Breakfast is ‘buffet-style’ so make the most of it as you will soon be spending time out in the cold. As with the vast majority of meals on board these expedition vessels, breakfast is in one sitting and is free seating.
Now it is time to start the process of getting ready for your morning disembarkation. This means carefully layering your clothes: thermals, fleeces, jackets, hats, gloves and more. Gauging it right is a bit hit and miss, especially as the weather can change almost in an instant, but remember that you can always remove layers when onshore but you can’t go back to get more. Now grab your camera, put a chocolate bar in your pocket and waddle to the gangways.
There may be a little bit of queuing on board before actually stepping onto the gangway so you may feel a little hot in all your outdoor gear before going down the steps and getting onto the Zodiac (a rigid-hulled inflatable dinghy with an outboard motor), but all of the expedition crew are well practiced at getting everyone off (and back on) the boat efficiently.
Out and about
So, you’re off the boat – now what? You could be doing one of several things: taking a walk on land to a magnificent viewpoint, enjoying a Zodiac cruise below towering icebergs or spectacular bird cliffs, just finding a quiet spot to sit and take it all in, or maybe you are being adventurous and going kayaking in the frigid waters. Logistics differ depending on location but you will usually be in small groups with an English-speaking expedition guide.
Back to the boat
Although you won’t want to, you have to go back to your expedition vessel and be counted back on board. A cup of hot chocolate will no doubt be waiting for you, especially if it has been a particularly cold morning.
Time for lunch, generally another buffet, followed by time to relax, eat and share stories about your morning excursion.
Lecture, siesta or deck time?
As the boat sails to your next destination there may be a bit of a choice to make about what to do now. You could choose to attend a lecture by one of the expedition guides on their specialist polar subject, be it glaciology, birds or history. Alternatively you may want to have a bit of a snooze, or perhaps you will decide to wrap up warm again and take your place on deck. You may even have the deck to yourself as everyone else sleeps, reads or sits in a lecture.
Getting ready (again)
Time to layer up again for the next excursion. This is when you will be glad you brought two pairs of everything, as this morning’s clothes are probably still drying off.

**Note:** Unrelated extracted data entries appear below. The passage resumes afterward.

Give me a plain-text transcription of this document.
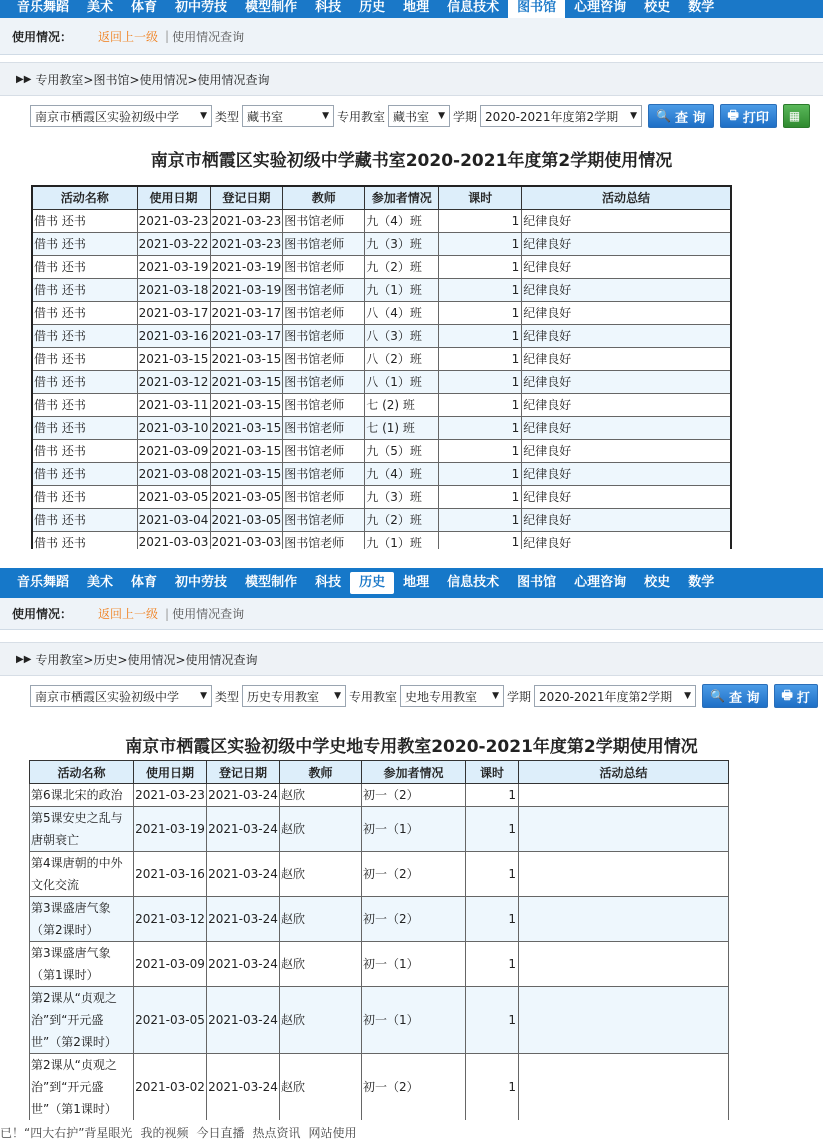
音乐舞蹈	美术	体育	初中劳技	模型制作	科技	历史	地理	信息技术	图书馆	心理咨询	校史	数学
使用情况： 返回上一级 | 使用情况查询
▶▶ 专用教室>图书馆>使用情况>使用情况查询
南京市栖霞区实验初级中学 ▼ 类型 藏书室	▼ 专用教室 藏书室 ▼ 学期 2020-2021年度第2学期 ▼ 🔍 查 询 🖶 打印 ▦
南京市栖霞区实验初级中学藏书室2020-2021年度第2学期使用情况
活动名称	使用日期	登记日期	教师	参加者情况	课时	活动总结
借书 还书	2021-03-23	2021-03-23	图书馆老师	九（4）班	1	纪律良好
借书 还书	2021-03-22	2021-03-23	图书馆老师	九（3）班	1	纪律良好
借书 还书	2021-03-19	2021-03-19	图书馆老师	九（2）班	1	纪律良好
借书 还书	2021-03-18	2021-03-19	图书馆老师	九（1）班	1	纪律良好
借书 还书	2021-03-17	2021-03-17	图书馆老师	八（4）班	1	纪律良好
借书 还书	2021-03-16	2021-03-17	图书馆老师	八（3）班	1	纪律良好
借书 还书	2021-03-15	2021-03-15	图书馆老师	八（2）班	1	纪律良好
借书 还书	2021-03-12	2021-03-15	图书馆老师	八（1）班	1	纪律良好
借书 还书	2021-03-11	2021-03-15	图书馆老师	七 (2) 班	1	纪律良好
借书 还书	2021-03-10	2021-03-15	图书馆老师	七 (1) 班	1	纪律良好
借书 还书	2021-03-09	2021-03-15	图书馆老师	九（5）班	1	纪律良好
借书 还书	2021-03-08	2021-03-15	图书馆老师	九（4）班	1	纪律良好
借书 还书	2021-03-05	2021-03-05	图书馆老师	九（3）班	1	纪律良好
借书 还书	2021-03-04	2021-03-05	图书馆老师	九（2）班	1	纪律良好
借书 还书	2021-03-03	2021-03-03	图书馆老师	九（1）班	1	纪律良好
音乐舞蹈	美术	体育	初中劳技	模型制作	科技	历史	地理	信息技术	图书馆	心理咨询	校史	数学
使用情况： 返回上一级 | 使用情况查询
▶▶ 专用教室>历史>使用情况>使用情况查询
南京市栖霞区实验初级中学 ▼ 类型 历史专用教室 ▼ 专用教室 史地专用教室 ▼ 学期 2020-2021年度第2学期 ▼ 🔍 查 询 🖶 打
南京市栖霞区实验初级中学史地专用教室2020-2021年度第2学期使用情况
活动名称	使用日期	登记日期	教师	参加者情况	课时	活动总结
第6课北宋的政治	2021-03-23	2021-03-24	赵欣	初一（2）	1	
第5课安史之乱与唐朝衰亡	2021-03-19	2021-03-24	赵欣	初一（1）	1	
第4课唐朝的中外文化交流	2021-03-16	2021-03-24	赵欣	初一（2）	1	
第3课盛唐气象（第2课时）	2021-03-12	2021-03-24	赵欣	初一（2）	1	
第3课盛唐气象（第1课时）	2021-03-09	2021-03-24	赵欣	初一（1）	1	
第2课从“贞观之治”到“开元盛世”（第2课时）	2021-03-05	2021-03-24	赵欣	初一（1）	1	
第2课从“贞观之治”到“开元盛世”（第1课时）	2021-03-02	2021-03-24	赵欣	初一（2）	1	
已！“四大右护”背星眼光 我的视频 今日直播 热点资讯 网站使用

Same again – go to the disembarkation area, down the steps, onto the Zodiac and off to explore the next fascinating destination.
Warming up and drinks before dinner
Time now for a hot shower, a change of clothes (clean and dry is all that is required as on board life is very casual) and maybe a drink in the bar with your fellow travelers.
Usually this will be à la carte table-service, although if the sun is shining it could be a barbecue on deck. Take your coat and camera with you though as you never know what animals could come into view whilst you are eating and you may need to make a quick exit to the deck!
After dinner the expedition leader will probably do a re-cap of the day and prepare you for the following day’s excursions. Then it is time to relax in the bar, observation lounge or on deck. Remember that it will also remain light long into the night, if not for all of it, which in itself is a remarkable experience.
An early night is probably best as you will have another early start in the morning. The boat will probably be sailing on to the next destination so the gentle movement should rock you to sleep.
Deviations from a typical polar day
Many days aren’t typical at all as amazing things can happen in these wondrous natural environments which can throw the day’s plans awry. A non-exhaustive list, compiled by us and past clients, includes:
- A midnight wake-up call piped to all cabins to put coats on over pajamas to go on deck to see an amazing display of the aurora borealis (northern lights).
- Everyone jumping up from dinner to rush to the deck to see a pod of orcas portside.
- Spending four hours one afternoon with the engines off, standing on deck watching two huge fin whales feeding and playing.
- Stopping in pack ice to let the lone male polar bear approach the boat and pad gently all around it, sniffing in the direction of the kitchens.
- Splashing about in the volcanically warmed waters off Deception Island in Antarctica or jumping into iceberg-filled waters for a real shock to the system.